Phillips Nizer’s Landis speculated that FinCEN’s latest order could in fact become permanent.

“While the order said it’s for six months, I would suspect they would continue if they get the information they need. If not, they will tighten it up in some fashion,” he said.

Once officials work out the kinks, Landis added, they will likely expand to other high-end markets such as San Francisco, Silicon Valley and Boston.

Title insurance in the spotlight

For title insurance companies, the new order means an end to business as usual. It also puts the normally under-the-radar sector in the spotlight.

Yet the Treasury’s move to use the title insurance industry makes sense because almost every real estate buyer purchases title insurance, making it the only entity that touches almost every transaction.
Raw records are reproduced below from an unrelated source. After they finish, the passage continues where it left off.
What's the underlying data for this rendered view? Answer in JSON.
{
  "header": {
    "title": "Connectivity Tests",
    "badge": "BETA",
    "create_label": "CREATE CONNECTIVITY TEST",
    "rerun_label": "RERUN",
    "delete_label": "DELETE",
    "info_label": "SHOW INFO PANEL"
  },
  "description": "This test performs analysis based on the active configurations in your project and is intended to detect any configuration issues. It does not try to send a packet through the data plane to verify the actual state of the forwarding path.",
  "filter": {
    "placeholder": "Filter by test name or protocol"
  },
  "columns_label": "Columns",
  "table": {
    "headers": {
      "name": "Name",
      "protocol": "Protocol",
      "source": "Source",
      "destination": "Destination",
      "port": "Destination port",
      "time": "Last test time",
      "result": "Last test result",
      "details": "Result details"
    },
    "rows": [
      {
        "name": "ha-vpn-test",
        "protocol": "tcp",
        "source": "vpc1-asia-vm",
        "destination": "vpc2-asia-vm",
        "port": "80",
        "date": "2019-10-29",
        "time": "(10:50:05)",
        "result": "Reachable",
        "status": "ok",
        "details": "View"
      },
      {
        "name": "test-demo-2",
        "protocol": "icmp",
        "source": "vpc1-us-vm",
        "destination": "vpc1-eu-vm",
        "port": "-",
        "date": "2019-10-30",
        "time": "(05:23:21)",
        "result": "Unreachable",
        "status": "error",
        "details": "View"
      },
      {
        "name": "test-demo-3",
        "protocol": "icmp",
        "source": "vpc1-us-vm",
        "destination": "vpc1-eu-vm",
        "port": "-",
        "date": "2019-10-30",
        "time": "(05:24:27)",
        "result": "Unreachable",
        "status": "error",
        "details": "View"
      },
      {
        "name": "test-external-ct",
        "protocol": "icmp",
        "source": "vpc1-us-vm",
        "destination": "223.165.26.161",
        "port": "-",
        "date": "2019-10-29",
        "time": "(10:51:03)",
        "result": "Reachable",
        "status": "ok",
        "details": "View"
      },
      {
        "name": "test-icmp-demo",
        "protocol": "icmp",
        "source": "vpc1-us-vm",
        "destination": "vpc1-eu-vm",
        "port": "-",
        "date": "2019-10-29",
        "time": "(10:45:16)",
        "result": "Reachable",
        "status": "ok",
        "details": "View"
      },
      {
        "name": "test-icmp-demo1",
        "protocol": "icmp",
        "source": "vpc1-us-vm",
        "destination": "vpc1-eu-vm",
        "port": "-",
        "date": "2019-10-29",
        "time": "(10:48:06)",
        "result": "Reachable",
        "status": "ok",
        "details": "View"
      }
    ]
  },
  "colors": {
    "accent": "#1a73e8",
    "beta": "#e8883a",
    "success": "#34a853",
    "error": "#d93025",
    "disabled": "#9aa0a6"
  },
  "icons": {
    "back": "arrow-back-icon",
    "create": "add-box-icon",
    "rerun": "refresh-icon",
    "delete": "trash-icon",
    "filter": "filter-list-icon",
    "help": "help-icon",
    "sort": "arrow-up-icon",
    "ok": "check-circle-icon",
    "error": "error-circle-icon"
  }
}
While these firms are not currently required to know who is behind the LLCs that they may be insuring, that will change under the new guidelines.

new-treasury-ruleWhile the industry has publicly supported FinCEN’s attempt to stop the flow of illicit funds into New York real estate, it also conveyed concern about how it would be implemented and enforced. In a Jan. 13 letter American Land Title Association (ALTA), a national lobbying group led by Michelle Korsmo that represents more than 5,500 title companies, asked FinCEN to limit disclosure requirements. Sources in the anti-money-laundering industry speculated that if the order becomes permanent, a cottage industry would pop up to help title companies meet federal demands.

Christopher Faherty, a senior manager with Ernst & Young’s fraud investigation and dispute services practice, said that going forward title insurance firms will face “reputational and regulatory risk” if they’re out of compliance. “The reporting requirement means that title insurance companies will likely be required to provide names of potentially nefarious characters to law enforcement,” Faherty said. “Stakeholders will turn to vendors specializing in anti-money-laundering compliance to help mitigate these risks.”

But Jody Fay, managing vice president and chief counsel of the Kesley Co., a title insurance firm affiliated with suburban brokerage William Raveis Real Estate, said it’s too soon to say how the requirement will impact business. “We’re waiting for instructions on how we’re going to implement [the rules],” she said.

Many title insurers told The Real Deal they use their own moral compass when insuring deals that may involve money earned or obtained through illegitimate means. “If it smells to me, I turn it down,” said Eden Esip, president of Titles of New York, who vets buyers using court records and federal crime watch-lists. “I can see where the Feds are coming from; I just think they’re leaning on the wrong party for the information,” Esip said. “A smarter choice would be for them to look at the developers … for obtaining the information.”

Attorney Jonathan Adelsberg of the law firm Herrick, Feinstein said it’s in developers’ best interest to vet buyers early on, regardless of the new rule. “When you sell an apartment — especially given the caliber of some [developers] — no one is going to sign a contract without knowing the ultimate purchaser,” he said. “The last thing a developer wants to do is find themselves in a dispute with a buyer who doesn’t have the financial wherewithal to close.”

He said many commercial contracts today have an Office of Foreign Assets Control provision, meaning that buyers are screened to ensure the source of their funds is legal. The practice has not caught on in the residential market. As for brokerages, Stuart Siegel, president and CEO of Engel & Völkers New York City, said the firms “don’t have that ability or capacity” to screen buyers. He said some of his agents work with representatives of buyers and don’t even know the identity of the actual buyer.

“What we do know is whether that client has the capacity and is bona fide — and that they can pay the price,” he said.